India must aim to increase its non-fossil fuel energy capacity to 600 gigawatts (GW) by 2030 to ensure a reliable and cost-effective response to its rising electricity needs, as highlighted in a report by the Council on Energy, Environment and Water (CEEW).
Achieving this goal could result in a reduction in generation costs by 6-18 paise per unit, diminish the necessity for new coal power plants, save between ₹13,000 crore and ₹42,400 crore in power procurement expenses, and generate between 53,000 and 100,000 jobs, all while decreasing carbon emissions by 9-16 percent compared to the fiscal year 2024.
The report notes that reaching 600 GW of non-fossil capacity will require considerable investments in flexible energy resources, including 70 GW from battery energy storage systems with a four-hour duration, 13 GW from pumped storage hydro, and retrofitting 140 GW of coal capacity to ensure grid stability.
Significantly, the cost of battery storage has plummeted in recent years, with tariffs for stand-alone battery storage decreasing by 65 percent over the past two years, even without subsidy support. This trend supports a transition towards a high renewable energy (RE) future.
Additionally, a recent mandate from the Indian government requires all future solar project tenders to incorporate energy storage systems with a minimum capacity of two hours. This is aimed at enhancing grid stability.

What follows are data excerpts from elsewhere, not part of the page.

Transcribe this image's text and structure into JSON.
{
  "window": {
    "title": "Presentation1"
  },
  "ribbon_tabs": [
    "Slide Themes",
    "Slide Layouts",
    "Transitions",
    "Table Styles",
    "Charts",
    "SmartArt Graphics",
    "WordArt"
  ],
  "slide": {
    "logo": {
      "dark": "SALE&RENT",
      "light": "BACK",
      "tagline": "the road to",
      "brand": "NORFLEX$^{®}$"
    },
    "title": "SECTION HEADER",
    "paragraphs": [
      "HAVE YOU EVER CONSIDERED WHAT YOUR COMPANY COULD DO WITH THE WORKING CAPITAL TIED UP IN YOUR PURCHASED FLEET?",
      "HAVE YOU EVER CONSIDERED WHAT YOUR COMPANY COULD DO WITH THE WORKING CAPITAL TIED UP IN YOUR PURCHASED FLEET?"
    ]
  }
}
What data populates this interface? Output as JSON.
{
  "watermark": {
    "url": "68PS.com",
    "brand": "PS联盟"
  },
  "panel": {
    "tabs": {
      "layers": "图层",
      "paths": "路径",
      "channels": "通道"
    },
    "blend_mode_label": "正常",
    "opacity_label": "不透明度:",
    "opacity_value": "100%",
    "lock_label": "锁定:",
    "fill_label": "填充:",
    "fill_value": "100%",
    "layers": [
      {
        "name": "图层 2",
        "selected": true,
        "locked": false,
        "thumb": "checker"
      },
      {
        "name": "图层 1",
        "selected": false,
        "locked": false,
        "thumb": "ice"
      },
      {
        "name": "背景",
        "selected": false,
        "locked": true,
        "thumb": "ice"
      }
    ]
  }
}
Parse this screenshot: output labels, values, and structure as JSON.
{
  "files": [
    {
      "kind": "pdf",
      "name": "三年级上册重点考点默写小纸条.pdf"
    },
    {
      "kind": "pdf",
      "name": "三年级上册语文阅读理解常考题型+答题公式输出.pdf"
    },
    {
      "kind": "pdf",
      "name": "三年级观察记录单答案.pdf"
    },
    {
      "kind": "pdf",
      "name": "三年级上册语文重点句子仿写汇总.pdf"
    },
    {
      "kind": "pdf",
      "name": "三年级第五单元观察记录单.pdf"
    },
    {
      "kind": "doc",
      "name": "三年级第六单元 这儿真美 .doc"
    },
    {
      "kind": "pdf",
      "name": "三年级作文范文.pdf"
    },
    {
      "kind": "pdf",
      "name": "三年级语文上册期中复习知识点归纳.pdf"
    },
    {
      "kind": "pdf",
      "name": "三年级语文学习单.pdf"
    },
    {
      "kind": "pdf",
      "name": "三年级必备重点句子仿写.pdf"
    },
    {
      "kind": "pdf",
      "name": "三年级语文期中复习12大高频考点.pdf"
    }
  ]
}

The CEEW report advocates for specific policy measures to facilitate India’s shift towards cleaner energy and establish ambitious targets that will send robust market signals. The Ministry of Power should set a clear objective of achieving 600 GW of non-fossil capacity by 2030 and integrate this target into the National Electricity Policy, promoting a diverse portfolio of renewable energy technologies and locations.
Moreover, the Ministry, in collaboration with the Ministry of New and Renewable Energy and other relevant agencies, should explore innovative models to maximize the use of existing land and transmission infrastructure by co-locating wind and storage facilities with solar projects. They should also implement a Uniform RE Tariff (URET) to address the challenges posed by declining clean energy prices, innovate bidding and contract structures, and promote de-risked merchant capacity for renewable energy sales.
In light of the potential for power demand to exceed current projections due to climate change or robust economic growth over the next five years, the report posits that a high renewable energy pathway with 600 GW of non-fossil capacity by 2030 presents the most viable solution, primarily due to the lower costs associated with renewable energy sources. This path would encompass 377 GW of solar, 148 GW of wind, 62 GW of hydroelectric power, and 20 GW of nuclear energy.